As our brain activity decreases, our stress levels go down and we experience the following:
Meditation loosens the neural pathway connections, allowing us to relax amidst situations and sensations we would normally find alarming. It also strengthens the connection between our reasoning ability, bodily sensations and fear centres, thus enabling us to rationally assess unpleasant scenarios before reacting.
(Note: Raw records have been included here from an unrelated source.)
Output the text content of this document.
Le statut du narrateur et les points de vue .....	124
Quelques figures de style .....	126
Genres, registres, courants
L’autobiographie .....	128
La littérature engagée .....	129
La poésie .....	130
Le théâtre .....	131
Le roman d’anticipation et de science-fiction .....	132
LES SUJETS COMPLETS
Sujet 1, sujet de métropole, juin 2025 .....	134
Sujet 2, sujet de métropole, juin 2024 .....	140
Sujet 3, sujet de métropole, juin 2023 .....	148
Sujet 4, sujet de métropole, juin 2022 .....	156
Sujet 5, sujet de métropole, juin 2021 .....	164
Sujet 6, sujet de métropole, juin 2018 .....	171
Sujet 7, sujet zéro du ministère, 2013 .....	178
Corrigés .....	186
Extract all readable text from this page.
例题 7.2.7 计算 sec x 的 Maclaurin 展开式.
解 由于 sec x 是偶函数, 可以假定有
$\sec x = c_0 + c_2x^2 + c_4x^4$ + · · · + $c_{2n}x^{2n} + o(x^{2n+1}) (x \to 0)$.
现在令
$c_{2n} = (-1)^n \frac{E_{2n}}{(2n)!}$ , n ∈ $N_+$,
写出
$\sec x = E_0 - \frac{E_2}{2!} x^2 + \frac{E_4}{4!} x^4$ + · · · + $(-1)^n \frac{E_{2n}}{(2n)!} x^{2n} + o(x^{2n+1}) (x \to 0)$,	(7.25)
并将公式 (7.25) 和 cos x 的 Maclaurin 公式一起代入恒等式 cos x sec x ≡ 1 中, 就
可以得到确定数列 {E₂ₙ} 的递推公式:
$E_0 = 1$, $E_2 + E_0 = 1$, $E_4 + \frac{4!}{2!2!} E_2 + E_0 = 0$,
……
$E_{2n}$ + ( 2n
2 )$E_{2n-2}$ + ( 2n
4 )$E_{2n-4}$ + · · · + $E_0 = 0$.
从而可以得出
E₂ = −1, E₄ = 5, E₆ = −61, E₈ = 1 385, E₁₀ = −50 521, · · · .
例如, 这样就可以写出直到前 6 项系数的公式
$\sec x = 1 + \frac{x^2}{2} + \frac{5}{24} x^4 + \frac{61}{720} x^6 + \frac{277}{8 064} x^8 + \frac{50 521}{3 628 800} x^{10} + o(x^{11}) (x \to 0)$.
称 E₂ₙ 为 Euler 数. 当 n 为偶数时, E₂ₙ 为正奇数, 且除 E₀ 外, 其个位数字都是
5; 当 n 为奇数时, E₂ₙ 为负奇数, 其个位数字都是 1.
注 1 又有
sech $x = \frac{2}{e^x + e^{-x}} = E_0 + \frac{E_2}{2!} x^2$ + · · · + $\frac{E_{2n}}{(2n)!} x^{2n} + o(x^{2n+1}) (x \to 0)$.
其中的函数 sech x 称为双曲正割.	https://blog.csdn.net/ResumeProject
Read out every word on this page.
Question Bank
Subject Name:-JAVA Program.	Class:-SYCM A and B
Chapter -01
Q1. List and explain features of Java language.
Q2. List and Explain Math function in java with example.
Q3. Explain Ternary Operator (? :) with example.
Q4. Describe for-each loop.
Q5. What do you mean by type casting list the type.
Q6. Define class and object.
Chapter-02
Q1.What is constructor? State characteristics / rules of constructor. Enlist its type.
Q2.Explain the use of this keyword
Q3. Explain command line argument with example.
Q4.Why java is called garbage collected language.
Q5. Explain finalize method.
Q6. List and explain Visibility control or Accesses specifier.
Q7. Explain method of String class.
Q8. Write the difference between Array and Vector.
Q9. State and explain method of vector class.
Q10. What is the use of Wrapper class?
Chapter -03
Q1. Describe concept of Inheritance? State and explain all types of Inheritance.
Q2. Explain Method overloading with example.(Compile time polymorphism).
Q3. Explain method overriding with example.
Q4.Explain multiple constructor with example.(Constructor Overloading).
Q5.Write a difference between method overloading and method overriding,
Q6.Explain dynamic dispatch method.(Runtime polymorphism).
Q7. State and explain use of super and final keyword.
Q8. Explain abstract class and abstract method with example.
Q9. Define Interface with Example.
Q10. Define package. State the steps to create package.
Being in a meditative state enables us to focus our attention on one sensation or a particular object. We can also bring back our focus when it drifts from our reference point. Doing this on a regular basis can have a lasting effect on our overall concentration.
The amygdala, which plays a crucial role in the processing of emotions, has decreased activity during meditation. However, it can become much more responsive afterwards. Regular meditation has also been proven to strengthen the part of the brain that’s tied to empathy.
Open-monitoring meditation enables us to come up with all sorts of new ideas. Paying close attention to our thoughts and everything that happens around us without reacting promotes divergent thinking. It frees our minds from rigidity, making it easier to come up with outside-the-box ideas.
Meditation improves the brain waves that screen distractions, thus enhancing information retention and recall. Regular meditation may also thicken the cerebral cortex, which is responsible for mental functions like memory, learning, and concentration.
If you’re looking to meditate regularly but don’t know how to get started, just relax. Don’t think about it too much or be confused by all the disciplines and techniques available. Just do what feels right to you.